I took a deep breath, letting the fresh air of Olympus caress my lungs and fill me with courage I didn’t really have.
“I will go down there,” I stated, sounding much more secure than I was actually feeling.
“There are a couple of details. As you know, there are some rules that govern our universe, rules that can’t be bent, not even by me,” she said, attracting my gaze to her still silver eyes once more. She sounded like unadulterated peace, but I knew she was unsettled, and she was dreading this conversation. It was possible that I was the only one who could ever read the pain in her eyes.
“You can’t use most of your powers there, not the ones that come from me. You will be like any other werewolf, having only what your father’s bloodline has given you. Besides, I can’t help you while you are there. I can’t intervene in your actions and life in the realms. I have requested a special license to do so, but the Fates denied me,” she told me with a deep sigh, a sign of sadness. “Do you still want to do it?” she asked after she closed her eyes and took a lungful of air for an instant.
I only nodded in response.
I didn’t know how, but I knew that I had to do it.
~ * ~
When everything was settled, I said goodbye to my ducklings, and I was ready to have my mom sending me to the Werewolf Realm.
“Victoria…” she muttered softly as she wrapped me in her arms.
I knew my mom was one of the most sensitive and heart-melted beings in the whole Olympus, but she always tries to hide her feelings in a façade of everlasting calmness.
“Be brave and trust your instincts.
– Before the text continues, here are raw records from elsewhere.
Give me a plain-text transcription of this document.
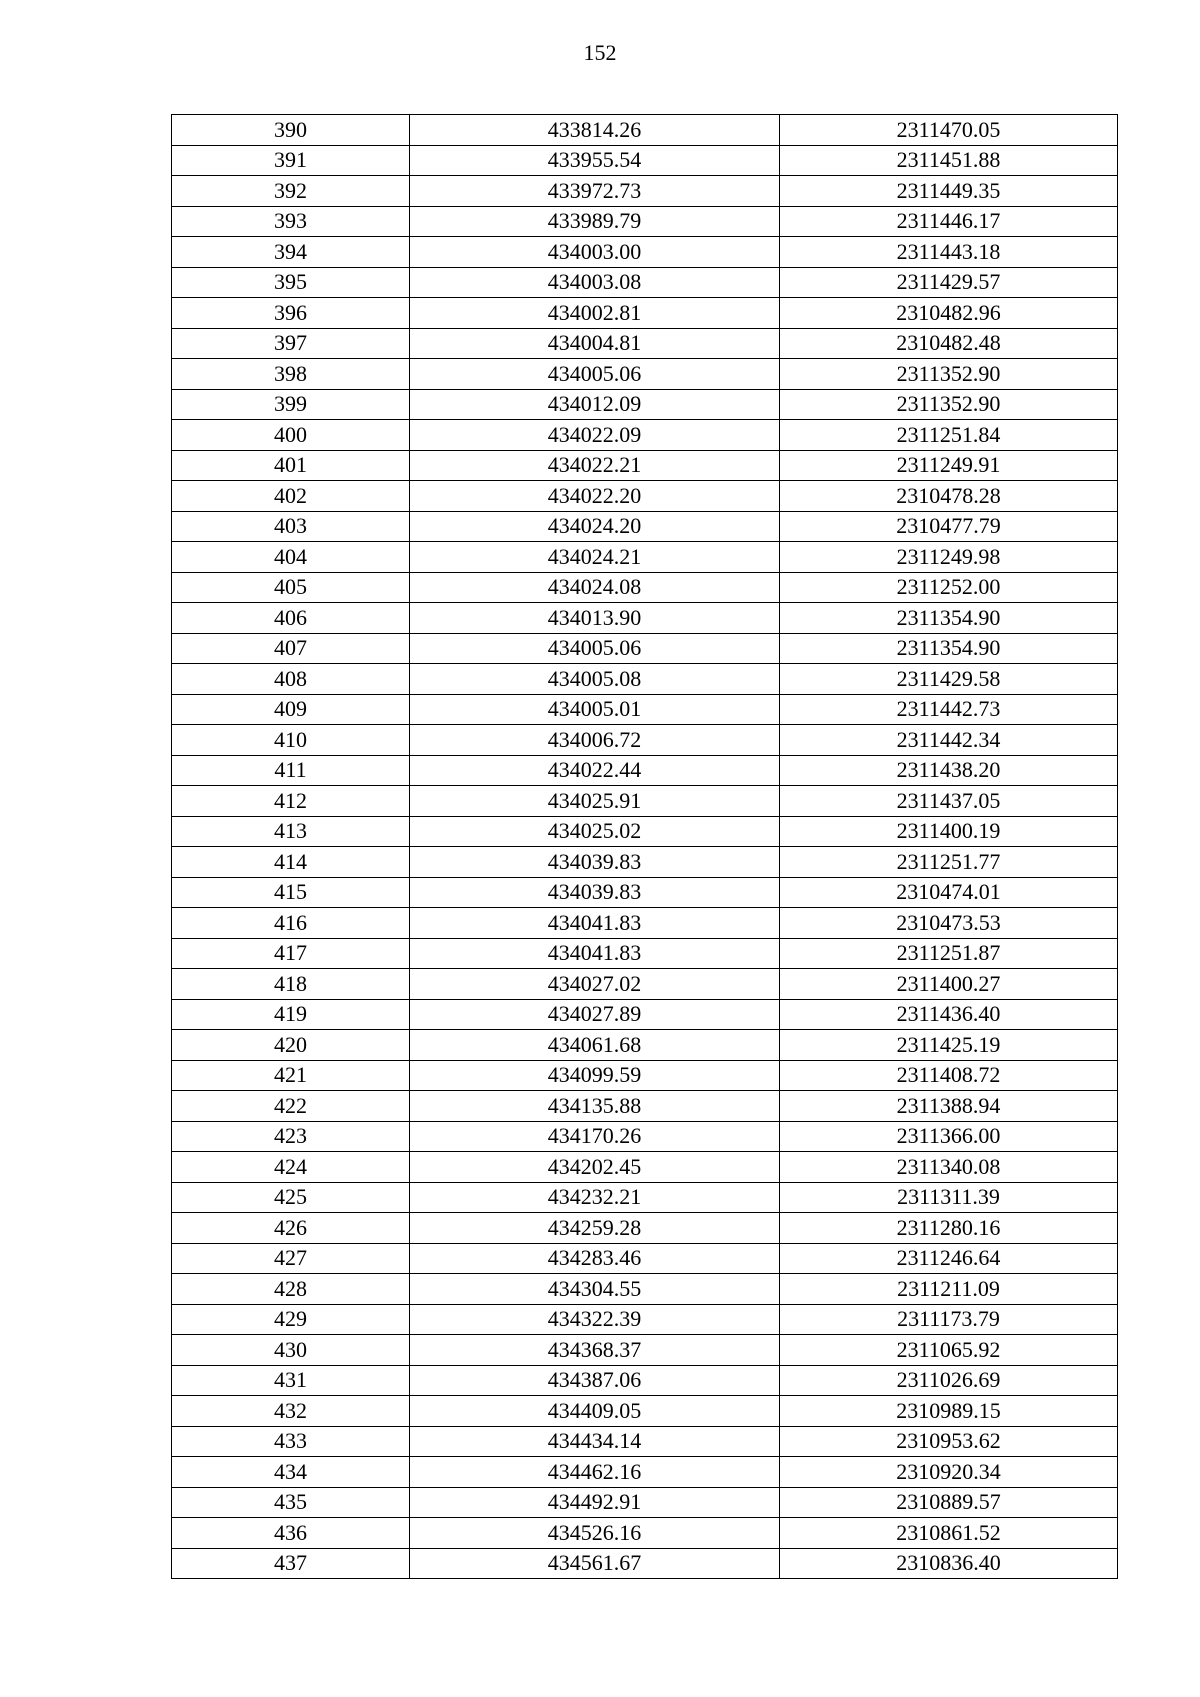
152
390	433814.26	2311470.05
391	433955.54	2311451.88
392	433972.73	2311449.35
393	433989.79	2311446.17
394	434003.00	2311443.18
395	434003.08	2311429.57
396	434002.81	2310482.96
397	434004.81	2310482.48
398	434005.06	2311352.90
399	434012.09	2311352.90
400	434022.09	2311251.84
401	434022.21	2311249.91
402	434022.20	2310478.28
403	434024.20	2310477.79
404	434024.21	2311249.98
405	434024.08	2311252.00
406	434013.90	2311354.90
407	434005.06	2311354.90
408	434005.08	2311429.58
409	434005.01	2311442.73
410	434006.72	2311442.34
411	434022.44	2311438.20
412	434025.91	2311437.05
413	434025.02	2311400.19
414	434039.83	2311251.77
415	434039.83	2310474.01
416	434041.83	2310473.53
417	434041.83	2311251.87
418	434027.02	2311400.27
419	434027.89	2311436.40
420	434061.68	2311425.19
421	434099.59	2311408.72
422	434135.88	2311388.94
423	434170.26	2311366.00
424	434202.45	2311340.08
425	434232.21	2311311.39
426	434259.28	2311280.16
427	434283.46	2311246.64
428	434304.55	2311211.09
429	434322.39	2311173.79
430	434368.37	2311065.92
431	434387.06	2311026.69
432	434409.05	2310989.15
433	434434.14	2310953.62
434	434462.16	2310920.34
435	434492.91	2310889.57
436	434526.16	2310861.52
437	434561.67	2310836.40
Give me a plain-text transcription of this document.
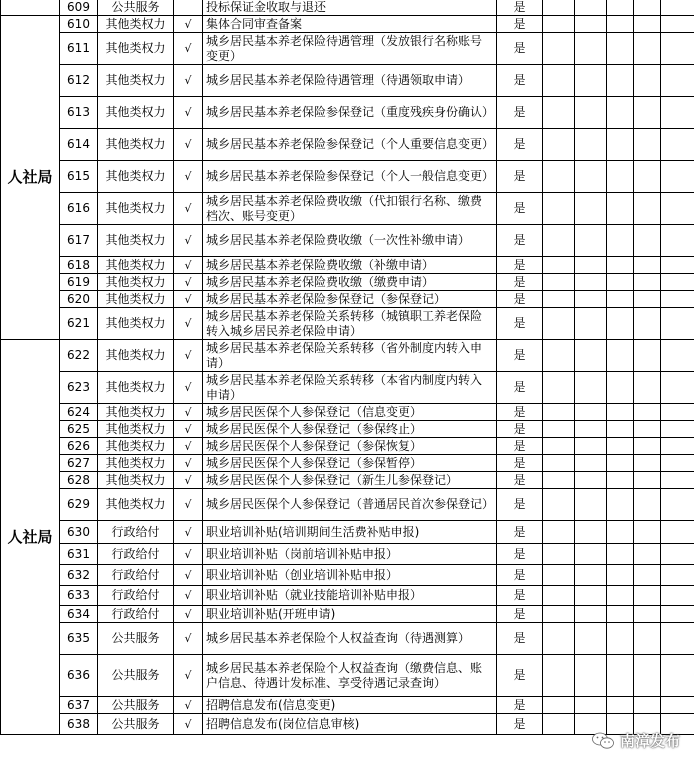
	609	公共服务		投标保证金收取与退还	是					
人社局	610	其他类权力	√	集体合同审查备案	是					
	611	其他类权力	√	城乡居民基本养老保险待遇管理（发放银行名称账号变更）	是					
	612	其他类权力	√	城乡居民基本养老保险待遇管理（待遇领取申请）	是					
	613	其他类权力	√	城乡居民基本养老保险参保登记（重度残疾身份确认）	是					
	614	其他类权力	√	城乡居民基本养老保险参保登记（个人重要信息变更）	是					
	615	其他类权力	√	城乡居民基本养老保险参保登记（个人一般信息变更）	是					
	616	其他类权力	√	城乡居民基本养老保险费收缴（代扣银行名称、缴费档次、账号变更）	是					
	617	其他类权力	√	城乡居民基本养老保险费收缴（一次性补缴申请）	是					
	618	其他类权力	√	城乡居民基本养老保险费收缴（补缴申请）	是					
	619	其他类权力	√	城乡居民基本养老保险费收缴（缴费申请）	是					
	620	其他类权力	√	城乡居民基本养老保险参保登记（参保登记）	是					
	621	其他类权力	√	城乡居民基本养老保险关系转移（城镇职工养老保险转入城乡居民养老保险申请）	是					
人社局	622	其他类权力	√	城乡居民基本养老保险关系转移（省外制度内转入申请）	是					
	623	其他类权力	√	城乡居民基本养老保险关系转移（本省内制度内转入申请）	是					
	624	其他类权力	√	城乡居民医保个人参保登记（信息变更）	是					
	625	其他类权力	√	城乡居民医保个人参保登记（参保终止）	是					
	626	其他类权力	√	城乡居民医保个人参保登记（参保恢复）	是					
	627	其他类权力	√	城乡居民医保个人参保登记（参保暂停）	是					
	628	其他类权力	√	城乡居民医保个人参保登记（新生儿参保登记）	是					
	629	其他类权力	√	城乡居民医保个人参保登记（普通居民首次参保登记）	是					
	630	行政给付	√	职业培训补贴(培训期间生活费补贴申报)	是					
	631	行政给付	√	职业培训补贴（岗前培训补贴申报）	是					
	632	行政给付	√	职业培训补贴（创业培训补贴申报）	是					
	633	行政给付	√	职业培训补贴（就业技能培训补贴申报）	是					
	634	行政给付	√	职业培训补贴(开班申请)	是					
	635	公共服务	√	城乡居民基本养老保险个人权益查询（待遇测算）	是					
	636	公共服务	√	城乡居民基本养老保险个人权益查询（缴费信息、账户信息、待遇计发标准、享受待遇记录查询）	是					
	637	公共服务	√	招聘信息发布(信息变更)	是					
	638	公共服务	√	招聘信息发布(岗位信息审核)	是					
南漳发布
Remember that you can only be a good Queen if you truly connect with your people, if you look at them with love,” she beamed as her tear-filled eyes were the image of love itself. My own eyes started to water as my heart clenched, anticipating how much I would miss her.
“I love you, my child. When you doubt that you are strong enough, try to see yourself with my eyes and remember my love. You have everything you need to be a great Queen, my dearest.” She cupped my face gently. Before I could reply to her words, before I could even think about hesitating and hug her back, saying that I wanted to stay, a flash of silver light engulfed me. The light that would send me to my destination.
I was already on my way to my new life.
I had to be ready to become a Queen.